Pieces (in approximate assembled order):
This involves numerous pieces & contacts:
- The u-bolt goes around the main conduit.
- The u-bolt goes through (holes drilled in) the washer.
- The washer is sandwiched in between the u-bolt nuts and a nut & bolt (in the conduit end).
- The nut & bolt goes through (a hole drilled in) the end of the conduit.
Is there a simpler way to couple the conduit ends to the main piece? Ideally, the connection would be adjustable, allowing for the connection point to slide along and rotate around the main piece, and made from components I can find locally.

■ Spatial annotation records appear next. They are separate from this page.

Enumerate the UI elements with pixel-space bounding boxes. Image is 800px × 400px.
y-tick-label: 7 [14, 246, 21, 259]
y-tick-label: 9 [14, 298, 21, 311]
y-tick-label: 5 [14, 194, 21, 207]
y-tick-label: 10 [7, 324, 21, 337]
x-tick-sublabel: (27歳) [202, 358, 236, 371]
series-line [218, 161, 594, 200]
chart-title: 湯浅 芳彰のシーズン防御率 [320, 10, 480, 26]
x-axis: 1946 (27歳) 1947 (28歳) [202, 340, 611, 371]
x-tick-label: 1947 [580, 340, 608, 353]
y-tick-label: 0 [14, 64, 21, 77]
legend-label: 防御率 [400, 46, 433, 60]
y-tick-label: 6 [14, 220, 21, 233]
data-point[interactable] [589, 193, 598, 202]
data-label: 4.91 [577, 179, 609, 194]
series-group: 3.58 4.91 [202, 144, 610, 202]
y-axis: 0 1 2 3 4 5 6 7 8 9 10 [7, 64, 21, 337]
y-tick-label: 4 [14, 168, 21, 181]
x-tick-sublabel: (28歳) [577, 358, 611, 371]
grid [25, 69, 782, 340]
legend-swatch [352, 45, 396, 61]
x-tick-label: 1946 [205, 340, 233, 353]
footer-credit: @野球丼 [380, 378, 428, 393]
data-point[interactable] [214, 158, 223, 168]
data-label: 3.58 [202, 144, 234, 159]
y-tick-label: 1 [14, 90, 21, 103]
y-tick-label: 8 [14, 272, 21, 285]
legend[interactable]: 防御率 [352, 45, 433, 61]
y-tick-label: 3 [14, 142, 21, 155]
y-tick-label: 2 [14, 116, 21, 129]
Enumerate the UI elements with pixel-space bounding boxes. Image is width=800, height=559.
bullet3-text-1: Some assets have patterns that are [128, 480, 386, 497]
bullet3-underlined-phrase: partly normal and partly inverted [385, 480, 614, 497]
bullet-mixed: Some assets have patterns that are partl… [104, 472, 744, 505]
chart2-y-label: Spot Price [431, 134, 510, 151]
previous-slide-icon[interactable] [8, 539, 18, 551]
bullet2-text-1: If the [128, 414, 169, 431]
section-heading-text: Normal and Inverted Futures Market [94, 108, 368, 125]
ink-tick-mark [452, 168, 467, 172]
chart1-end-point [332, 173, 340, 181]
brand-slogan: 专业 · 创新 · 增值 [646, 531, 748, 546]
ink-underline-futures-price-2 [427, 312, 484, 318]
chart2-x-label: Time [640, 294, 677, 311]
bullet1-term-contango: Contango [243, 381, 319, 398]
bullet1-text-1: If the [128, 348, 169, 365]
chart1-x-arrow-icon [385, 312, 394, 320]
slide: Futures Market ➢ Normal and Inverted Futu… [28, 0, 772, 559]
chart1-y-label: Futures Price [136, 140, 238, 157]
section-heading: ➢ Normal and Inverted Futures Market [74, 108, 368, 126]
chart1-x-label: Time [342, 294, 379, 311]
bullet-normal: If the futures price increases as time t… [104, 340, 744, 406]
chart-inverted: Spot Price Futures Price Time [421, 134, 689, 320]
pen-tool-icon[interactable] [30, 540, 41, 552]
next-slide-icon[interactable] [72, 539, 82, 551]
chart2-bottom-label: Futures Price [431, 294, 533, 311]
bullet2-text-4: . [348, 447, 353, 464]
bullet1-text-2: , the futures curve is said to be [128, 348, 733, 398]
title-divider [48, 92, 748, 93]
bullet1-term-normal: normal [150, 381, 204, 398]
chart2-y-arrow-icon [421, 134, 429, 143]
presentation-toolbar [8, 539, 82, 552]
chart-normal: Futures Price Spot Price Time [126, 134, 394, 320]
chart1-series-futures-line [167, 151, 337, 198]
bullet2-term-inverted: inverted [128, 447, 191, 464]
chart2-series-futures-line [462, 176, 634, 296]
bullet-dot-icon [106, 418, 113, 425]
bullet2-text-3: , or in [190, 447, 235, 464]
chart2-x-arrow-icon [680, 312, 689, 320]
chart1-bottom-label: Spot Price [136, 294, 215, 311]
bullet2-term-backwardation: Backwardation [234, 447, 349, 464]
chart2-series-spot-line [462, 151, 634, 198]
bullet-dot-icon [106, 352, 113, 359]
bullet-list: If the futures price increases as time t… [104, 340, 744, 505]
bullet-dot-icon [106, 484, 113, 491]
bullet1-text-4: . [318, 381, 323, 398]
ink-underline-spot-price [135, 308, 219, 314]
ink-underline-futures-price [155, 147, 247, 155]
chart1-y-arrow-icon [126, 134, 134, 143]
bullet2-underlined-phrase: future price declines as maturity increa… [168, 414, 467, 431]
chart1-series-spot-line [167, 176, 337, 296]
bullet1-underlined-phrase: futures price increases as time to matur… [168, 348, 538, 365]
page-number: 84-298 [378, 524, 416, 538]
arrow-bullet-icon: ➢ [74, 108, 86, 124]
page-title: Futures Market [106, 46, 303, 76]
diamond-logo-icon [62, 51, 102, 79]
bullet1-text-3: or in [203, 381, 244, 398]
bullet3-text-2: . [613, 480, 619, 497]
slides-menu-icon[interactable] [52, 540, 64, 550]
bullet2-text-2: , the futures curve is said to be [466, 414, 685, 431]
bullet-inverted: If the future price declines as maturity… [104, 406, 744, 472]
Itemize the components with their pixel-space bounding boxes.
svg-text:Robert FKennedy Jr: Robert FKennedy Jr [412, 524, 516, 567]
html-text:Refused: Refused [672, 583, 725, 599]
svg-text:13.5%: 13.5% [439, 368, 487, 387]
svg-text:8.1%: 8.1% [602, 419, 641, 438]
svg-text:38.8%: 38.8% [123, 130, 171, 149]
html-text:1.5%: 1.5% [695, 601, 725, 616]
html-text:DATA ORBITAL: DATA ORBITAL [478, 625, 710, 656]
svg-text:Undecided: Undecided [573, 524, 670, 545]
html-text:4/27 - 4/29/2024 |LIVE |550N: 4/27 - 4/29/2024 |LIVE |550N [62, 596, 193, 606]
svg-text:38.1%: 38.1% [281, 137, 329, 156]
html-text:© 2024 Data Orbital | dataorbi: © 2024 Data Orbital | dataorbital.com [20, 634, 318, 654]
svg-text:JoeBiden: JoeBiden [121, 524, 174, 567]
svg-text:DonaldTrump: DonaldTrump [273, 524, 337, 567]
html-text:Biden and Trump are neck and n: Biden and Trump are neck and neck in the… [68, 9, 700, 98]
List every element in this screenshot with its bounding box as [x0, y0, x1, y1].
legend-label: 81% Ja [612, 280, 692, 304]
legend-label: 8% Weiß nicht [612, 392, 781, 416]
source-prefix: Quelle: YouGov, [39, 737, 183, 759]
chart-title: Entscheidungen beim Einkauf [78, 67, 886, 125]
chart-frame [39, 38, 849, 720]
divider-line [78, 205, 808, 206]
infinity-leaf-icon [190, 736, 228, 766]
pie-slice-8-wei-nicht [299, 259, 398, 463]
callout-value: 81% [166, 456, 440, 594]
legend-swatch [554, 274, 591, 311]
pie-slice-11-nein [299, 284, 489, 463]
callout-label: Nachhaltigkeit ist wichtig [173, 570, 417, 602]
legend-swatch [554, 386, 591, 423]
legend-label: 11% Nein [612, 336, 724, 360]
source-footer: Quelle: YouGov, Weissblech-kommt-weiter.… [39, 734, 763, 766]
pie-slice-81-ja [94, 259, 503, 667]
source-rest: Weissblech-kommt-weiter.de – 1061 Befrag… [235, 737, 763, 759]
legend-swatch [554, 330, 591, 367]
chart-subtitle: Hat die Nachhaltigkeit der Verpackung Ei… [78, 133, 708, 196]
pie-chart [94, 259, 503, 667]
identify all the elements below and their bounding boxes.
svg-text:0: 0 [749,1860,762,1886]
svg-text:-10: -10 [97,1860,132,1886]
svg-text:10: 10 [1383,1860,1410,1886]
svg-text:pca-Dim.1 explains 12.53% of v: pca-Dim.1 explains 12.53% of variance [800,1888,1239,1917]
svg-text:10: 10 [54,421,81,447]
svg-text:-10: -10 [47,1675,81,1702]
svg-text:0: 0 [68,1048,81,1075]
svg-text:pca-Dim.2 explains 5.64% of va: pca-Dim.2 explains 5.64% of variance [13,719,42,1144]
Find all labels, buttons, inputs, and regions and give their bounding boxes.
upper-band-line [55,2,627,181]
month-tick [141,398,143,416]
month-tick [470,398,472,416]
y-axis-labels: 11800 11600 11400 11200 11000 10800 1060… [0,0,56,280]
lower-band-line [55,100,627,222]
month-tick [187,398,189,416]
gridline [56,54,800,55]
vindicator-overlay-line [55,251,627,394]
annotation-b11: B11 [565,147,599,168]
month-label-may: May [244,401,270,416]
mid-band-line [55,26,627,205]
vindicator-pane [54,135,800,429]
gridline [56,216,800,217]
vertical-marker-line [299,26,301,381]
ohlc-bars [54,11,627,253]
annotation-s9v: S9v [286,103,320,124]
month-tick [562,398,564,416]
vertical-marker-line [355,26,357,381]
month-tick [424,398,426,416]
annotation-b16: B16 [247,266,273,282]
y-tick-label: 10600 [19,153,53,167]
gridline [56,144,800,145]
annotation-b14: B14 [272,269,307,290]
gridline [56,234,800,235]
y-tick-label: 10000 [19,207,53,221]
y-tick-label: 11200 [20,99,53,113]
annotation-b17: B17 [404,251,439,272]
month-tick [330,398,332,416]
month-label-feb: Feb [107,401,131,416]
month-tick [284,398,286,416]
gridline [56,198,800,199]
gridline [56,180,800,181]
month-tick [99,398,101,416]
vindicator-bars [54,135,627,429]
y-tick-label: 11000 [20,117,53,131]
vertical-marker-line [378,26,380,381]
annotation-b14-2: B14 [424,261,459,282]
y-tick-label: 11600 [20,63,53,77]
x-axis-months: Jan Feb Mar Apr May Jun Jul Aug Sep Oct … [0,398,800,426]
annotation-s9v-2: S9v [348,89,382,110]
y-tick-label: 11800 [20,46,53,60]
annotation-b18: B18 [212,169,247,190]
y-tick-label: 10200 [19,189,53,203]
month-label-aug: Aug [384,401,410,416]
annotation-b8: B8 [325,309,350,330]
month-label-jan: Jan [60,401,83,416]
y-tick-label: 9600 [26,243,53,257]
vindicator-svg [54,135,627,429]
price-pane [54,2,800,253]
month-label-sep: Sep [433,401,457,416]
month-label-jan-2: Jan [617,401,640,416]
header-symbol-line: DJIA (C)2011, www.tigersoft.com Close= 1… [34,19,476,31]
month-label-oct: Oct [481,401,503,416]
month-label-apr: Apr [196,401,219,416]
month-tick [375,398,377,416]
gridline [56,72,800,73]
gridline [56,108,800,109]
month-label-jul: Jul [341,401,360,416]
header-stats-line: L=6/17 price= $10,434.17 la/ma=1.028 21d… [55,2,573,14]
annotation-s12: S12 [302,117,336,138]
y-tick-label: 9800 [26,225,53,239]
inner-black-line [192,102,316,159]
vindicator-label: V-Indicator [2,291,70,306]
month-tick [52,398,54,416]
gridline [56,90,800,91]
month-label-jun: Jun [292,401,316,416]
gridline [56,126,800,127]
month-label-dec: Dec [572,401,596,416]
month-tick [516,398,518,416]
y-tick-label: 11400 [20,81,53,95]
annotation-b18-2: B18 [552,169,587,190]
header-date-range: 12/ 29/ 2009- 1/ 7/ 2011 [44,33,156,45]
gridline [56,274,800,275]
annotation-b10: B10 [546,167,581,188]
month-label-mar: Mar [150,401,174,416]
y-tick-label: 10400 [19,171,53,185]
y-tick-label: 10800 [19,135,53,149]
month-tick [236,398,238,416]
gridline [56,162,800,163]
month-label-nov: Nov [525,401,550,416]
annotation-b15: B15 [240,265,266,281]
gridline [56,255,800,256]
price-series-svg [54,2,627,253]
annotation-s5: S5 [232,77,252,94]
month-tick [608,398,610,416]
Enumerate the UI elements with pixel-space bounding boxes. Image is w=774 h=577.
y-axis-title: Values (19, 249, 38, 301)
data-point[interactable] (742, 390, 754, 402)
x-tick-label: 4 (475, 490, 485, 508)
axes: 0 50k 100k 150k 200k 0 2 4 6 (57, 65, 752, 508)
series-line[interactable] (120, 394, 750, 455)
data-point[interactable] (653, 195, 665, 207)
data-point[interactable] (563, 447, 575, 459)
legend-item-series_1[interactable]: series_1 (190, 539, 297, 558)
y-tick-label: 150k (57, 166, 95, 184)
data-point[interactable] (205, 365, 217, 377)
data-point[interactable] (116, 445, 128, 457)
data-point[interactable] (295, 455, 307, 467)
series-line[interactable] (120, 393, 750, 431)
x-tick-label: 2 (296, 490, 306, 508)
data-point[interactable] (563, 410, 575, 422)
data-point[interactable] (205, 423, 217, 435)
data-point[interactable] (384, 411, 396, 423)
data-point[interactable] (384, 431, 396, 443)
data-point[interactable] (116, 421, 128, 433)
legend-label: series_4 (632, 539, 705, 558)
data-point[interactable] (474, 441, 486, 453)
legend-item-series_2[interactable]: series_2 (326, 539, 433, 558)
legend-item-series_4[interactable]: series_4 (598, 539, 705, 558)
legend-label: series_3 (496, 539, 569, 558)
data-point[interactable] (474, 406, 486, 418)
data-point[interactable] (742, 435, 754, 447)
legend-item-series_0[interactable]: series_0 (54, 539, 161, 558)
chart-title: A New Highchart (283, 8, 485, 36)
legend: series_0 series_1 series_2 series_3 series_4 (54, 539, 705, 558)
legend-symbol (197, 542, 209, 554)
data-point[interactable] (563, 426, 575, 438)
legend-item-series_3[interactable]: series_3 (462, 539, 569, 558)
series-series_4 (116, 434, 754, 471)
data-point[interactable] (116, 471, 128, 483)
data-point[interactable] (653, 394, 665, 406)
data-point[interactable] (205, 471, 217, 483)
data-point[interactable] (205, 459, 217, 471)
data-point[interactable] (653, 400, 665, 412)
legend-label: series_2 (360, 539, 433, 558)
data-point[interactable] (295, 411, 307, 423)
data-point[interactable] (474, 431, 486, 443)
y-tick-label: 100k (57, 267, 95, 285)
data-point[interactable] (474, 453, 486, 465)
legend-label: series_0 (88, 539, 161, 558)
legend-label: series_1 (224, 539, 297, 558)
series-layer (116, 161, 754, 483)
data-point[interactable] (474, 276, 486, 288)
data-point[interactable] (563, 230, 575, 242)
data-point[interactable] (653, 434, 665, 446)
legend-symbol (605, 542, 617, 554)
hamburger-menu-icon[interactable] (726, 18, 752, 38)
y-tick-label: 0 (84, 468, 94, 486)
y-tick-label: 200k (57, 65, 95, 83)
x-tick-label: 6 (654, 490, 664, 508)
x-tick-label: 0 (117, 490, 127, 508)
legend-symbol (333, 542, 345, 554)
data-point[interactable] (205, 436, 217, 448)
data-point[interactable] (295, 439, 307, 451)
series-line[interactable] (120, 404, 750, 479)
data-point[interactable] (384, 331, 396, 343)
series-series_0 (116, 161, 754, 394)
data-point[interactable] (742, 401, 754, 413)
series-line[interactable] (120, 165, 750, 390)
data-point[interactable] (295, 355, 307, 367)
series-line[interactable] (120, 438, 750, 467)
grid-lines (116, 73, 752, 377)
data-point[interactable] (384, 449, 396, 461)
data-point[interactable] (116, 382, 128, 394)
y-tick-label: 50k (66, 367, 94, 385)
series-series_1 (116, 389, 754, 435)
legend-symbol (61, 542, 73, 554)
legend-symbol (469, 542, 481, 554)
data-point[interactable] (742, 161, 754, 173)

Adjustability is particularly important for the support, as it must come down at an angle. Also, keeping the main curve as a single piece (rather than cutting it and using some sort of T-fitting) is important for strength & stability.
Some other ideas I've considered, but couldn't make work:
- Welding: unfortunately, I don't have access to or experience with welding equipment, else I would weld the washers to the conduit ends (creating a flange on the end).
- Solder: I doubt solder would be strong enough.
- T-fitting that fits around conduit: a black pipe tee almost slides around the conduit, but not quite. This would require reaming out the tee. Also, the tee probably wouldn't slide around the bends in the main piece, even if the tee arms were trimmed down, so wouldn't work to connect the support.
- hanger strap (with a bolt running through strap & conduit end): couldn't be tightened, and could potentially snap.
- conduit hanger: I couldn't figure a simple way to connect to conduit end, and have doubts about stability & strength.